Chapitre2 : B, comme dans « Biffi » ou comme dans « Baffe »
Tontonm’a raconté que dans les années soixante, il s’est passé quelque chose de pas banal chez Biffi avec un oncle à lui – si tu n’as pas encore lu mes aventures, je t’apprends que mon tonton et ma mère, qui est restée à Paris, à cause de mon petit frère Pierrot, et de son salon de coiffure, sont originaires de Monza, une ville près de Milan – Bob, un cousin d’Amérique était venu passer des vacances chez le zio Bruno, la zia Antonietta et leur fils Aldo, à Milan. (Zio et zia n’ont rien à voir avec les yeux, même si ça sonne pareil, ça veut dire oncle et tante en italien).
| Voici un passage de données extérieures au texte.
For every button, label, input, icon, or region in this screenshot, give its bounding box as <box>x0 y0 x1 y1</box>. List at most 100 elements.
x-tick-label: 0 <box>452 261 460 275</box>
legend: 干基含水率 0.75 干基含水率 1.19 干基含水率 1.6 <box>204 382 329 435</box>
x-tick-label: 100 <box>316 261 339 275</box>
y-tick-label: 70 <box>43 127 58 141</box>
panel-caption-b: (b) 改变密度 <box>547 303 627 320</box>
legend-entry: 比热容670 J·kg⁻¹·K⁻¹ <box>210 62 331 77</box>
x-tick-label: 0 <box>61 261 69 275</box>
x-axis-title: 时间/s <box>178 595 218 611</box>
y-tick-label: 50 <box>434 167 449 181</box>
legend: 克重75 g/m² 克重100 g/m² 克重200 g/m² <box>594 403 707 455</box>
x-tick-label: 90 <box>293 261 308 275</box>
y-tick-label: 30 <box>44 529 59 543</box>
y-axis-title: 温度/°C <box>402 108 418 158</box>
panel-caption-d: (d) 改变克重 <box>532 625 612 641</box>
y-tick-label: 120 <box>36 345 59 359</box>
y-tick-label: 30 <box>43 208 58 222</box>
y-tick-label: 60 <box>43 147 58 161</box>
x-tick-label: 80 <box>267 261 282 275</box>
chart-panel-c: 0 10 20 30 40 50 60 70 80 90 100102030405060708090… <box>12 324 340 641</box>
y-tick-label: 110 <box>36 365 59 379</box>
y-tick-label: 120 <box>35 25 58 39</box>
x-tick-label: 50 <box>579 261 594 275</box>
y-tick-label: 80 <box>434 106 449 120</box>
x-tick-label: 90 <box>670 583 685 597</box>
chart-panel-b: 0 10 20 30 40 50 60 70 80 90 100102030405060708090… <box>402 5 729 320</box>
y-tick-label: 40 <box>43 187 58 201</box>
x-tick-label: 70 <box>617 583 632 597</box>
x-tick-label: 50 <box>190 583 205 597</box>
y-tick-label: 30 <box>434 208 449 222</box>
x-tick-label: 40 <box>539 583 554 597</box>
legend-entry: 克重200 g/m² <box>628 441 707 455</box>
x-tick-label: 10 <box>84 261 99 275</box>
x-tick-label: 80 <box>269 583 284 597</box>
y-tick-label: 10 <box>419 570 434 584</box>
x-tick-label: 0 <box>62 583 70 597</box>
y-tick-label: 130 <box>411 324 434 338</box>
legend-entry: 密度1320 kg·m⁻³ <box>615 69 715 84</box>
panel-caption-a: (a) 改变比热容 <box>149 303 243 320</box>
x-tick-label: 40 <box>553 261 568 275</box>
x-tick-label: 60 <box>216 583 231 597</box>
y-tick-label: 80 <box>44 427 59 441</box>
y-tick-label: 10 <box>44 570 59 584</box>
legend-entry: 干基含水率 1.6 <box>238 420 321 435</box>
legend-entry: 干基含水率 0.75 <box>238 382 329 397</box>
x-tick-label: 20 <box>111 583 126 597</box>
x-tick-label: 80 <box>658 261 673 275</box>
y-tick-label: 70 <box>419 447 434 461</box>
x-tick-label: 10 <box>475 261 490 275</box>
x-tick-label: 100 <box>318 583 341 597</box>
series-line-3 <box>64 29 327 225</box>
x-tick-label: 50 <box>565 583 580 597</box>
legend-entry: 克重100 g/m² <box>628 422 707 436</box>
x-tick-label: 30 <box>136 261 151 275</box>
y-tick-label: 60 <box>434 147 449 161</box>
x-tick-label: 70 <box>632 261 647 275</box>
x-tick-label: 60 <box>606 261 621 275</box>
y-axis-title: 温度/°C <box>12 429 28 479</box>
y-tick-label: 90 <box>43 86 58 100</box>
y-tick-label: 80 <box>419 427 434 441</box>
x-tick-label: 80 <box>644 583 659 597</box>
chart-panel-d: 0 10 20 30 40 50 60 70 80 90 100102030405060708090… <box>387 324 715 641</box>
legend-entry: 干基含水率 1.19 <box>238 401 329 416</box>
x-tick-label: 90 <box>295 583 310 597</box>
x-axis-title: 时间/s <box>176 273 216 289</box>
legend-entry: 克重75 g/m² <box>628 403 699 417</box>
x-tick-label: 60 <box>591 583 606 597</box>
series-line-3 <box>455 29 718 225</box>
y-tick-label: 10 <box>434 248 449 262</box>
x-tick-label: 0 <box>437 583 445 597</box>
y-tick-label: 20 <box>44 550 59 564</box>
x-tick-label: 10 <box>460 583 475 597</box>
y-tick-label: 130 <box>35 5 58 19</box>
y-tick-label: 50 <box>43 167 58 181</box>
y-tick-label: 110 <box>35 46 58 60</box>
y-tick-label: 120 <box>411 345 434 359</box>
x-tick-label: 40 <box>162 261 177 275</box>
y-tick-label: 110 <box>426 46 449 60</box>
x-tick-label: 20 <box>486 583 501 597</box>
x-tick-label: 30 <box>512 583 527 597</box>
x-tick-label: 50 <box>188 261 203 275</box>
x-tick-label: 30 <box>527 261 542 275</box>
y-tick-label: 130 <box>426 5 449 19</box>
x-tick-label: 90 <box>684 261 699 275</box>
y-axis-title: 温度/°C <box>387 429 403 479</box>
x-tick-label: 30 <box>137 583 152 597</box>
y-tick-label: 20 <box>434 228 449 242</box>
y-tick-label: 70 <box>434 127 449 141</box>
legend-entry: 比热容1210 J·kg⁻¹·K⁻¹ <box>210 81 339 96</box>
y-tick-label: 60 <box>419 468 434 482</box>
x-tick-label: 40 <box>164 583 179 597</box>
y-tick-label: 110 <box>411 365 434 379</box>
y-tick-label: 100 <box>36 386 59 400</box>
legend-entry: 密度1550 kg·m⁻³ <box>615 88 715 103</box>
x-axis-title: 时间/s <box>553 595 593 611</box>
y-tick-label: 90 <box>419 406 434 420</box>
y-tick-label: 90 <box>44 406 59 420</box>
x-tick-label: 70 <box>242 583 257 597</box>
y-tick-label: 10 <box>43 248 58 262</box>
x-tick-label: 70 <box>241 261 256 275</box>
Bob était un artiste peintre un peu foldingue, surtout qu’il buvait comme un trou et qu’avec ses habits de toutes les couleurs, ses bracelets de Peau-Rouge, ses grosses bagues et son chapeau vert, il avait l’air d’un arbre de Noël ambulant. Il paraît qu’il se ruait vers le bar dès qu’il se levait et qu’il vidait les fonds de bouteille, que ce soit de whisky, de rhum ou de vodka, au point ou la zia Antonietta avait décidé de fourguer toutes les bouteilles non entamées à la cave, du moins celles qui restaient. Contrairement à sa mère qui riait jaune devant les frasques de Bob – parce qu’elle voulait quand même garder la bella figura quand il y avait des invités chez eux –, le jeune Aldo s’entendait très bien avec ce cousin, ça lui changeait de l’atmosphère béni ouistiti de la bourgeoisie milanaise.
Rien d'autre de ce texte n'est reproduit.